Chatting with @mejackreed about this - @noahgh221, could you and/or @seanaery get some fixtures to help move this forward? Even though that this is relatively low priority, we could create a spike once the Traject spike (#558) to address #528?
@anarchivist , @seanaery . Adding a few EAD2002 and EAD3 files for the same collections in the fixture data Google folder now. I'll try to include EADs with digital objects.
Thanks @noahgh221 - I've updated the fixture spreadsheet - once you're back could you fill out any additional details? I took a pass, but I figure you know your description better than I do.
@anarchivist , added a few more notes to the spreadsheet and one more file. Going hunting for an EAD with 1000+ sibling components. I'm sure we have this. Lemme know if there are other fixture needs.
I think focusing on better ASpace integration should be a higher priority than EAD3. I feel like its unlikely that there are many real-world institutions that use EAD3 that are not also using ASpace to generate that EAD3.

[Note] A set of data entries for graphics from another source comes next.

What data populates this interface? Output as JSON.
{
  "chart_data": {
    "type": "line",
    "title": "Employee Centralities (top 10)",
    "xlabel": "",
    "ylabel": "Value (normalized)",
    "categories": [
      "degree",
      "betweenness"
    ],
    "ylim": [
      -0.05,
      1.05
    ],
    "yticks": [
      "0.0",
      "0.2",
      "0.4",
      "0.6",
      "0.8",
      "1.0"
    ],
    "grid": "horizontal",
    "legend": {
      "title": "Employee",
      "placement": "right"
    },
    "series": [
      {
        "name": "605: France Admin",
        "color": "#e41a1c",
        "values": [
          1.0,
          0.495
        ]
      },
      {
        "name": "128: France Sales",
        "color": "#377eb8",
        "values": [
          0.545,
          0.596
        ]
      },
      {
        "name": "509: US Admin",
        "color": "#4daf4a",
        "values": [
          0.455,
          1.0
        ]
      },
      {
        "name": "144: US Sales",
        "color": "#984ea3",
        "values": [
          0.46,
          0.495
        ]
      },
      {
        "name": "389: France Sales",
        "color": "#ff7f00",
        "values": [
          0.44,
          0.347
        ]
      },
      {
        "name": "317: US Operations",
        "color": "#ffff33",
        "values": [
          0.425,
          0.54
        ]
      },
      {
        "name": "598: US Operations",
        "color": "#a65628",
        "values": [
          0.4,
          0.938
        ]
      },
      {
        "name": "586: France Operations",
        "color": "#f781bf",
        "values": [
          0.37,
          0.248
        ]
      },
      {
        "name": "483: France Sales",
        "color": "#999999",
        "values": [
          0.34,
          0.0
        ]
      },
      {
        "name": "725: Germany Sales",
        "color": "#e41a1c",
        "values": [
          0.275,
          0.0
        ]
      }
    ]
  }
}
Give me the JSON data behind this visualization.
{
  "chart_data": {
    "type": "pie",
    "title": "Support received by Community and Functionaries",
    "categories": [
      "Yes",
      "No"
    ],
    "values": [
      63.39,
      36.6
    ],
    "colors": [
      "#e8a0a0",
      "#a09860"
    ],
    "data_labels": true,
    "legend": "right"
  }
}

In response to gwiedeman - I would probably agree were it not for the fact that at CAO, we work with a large institution who have chosen not to allow us to harvest from their many ASpace repositories and instead they manage their own export of EAD20002s and transfer them to our Arclight data directories. A wrinkle to this is that they already export all their resources in EAD3 for backup into a harvestable location that we could use instead. So, to work with us, they have to export their many thousands of resource records twice. While ours may be an outlier use case, it does bring up that if EAD is the portable data format, and EAD3 is the latest version of that format, then maybe Arclight should still consider a config that allows for indexing of EAD3.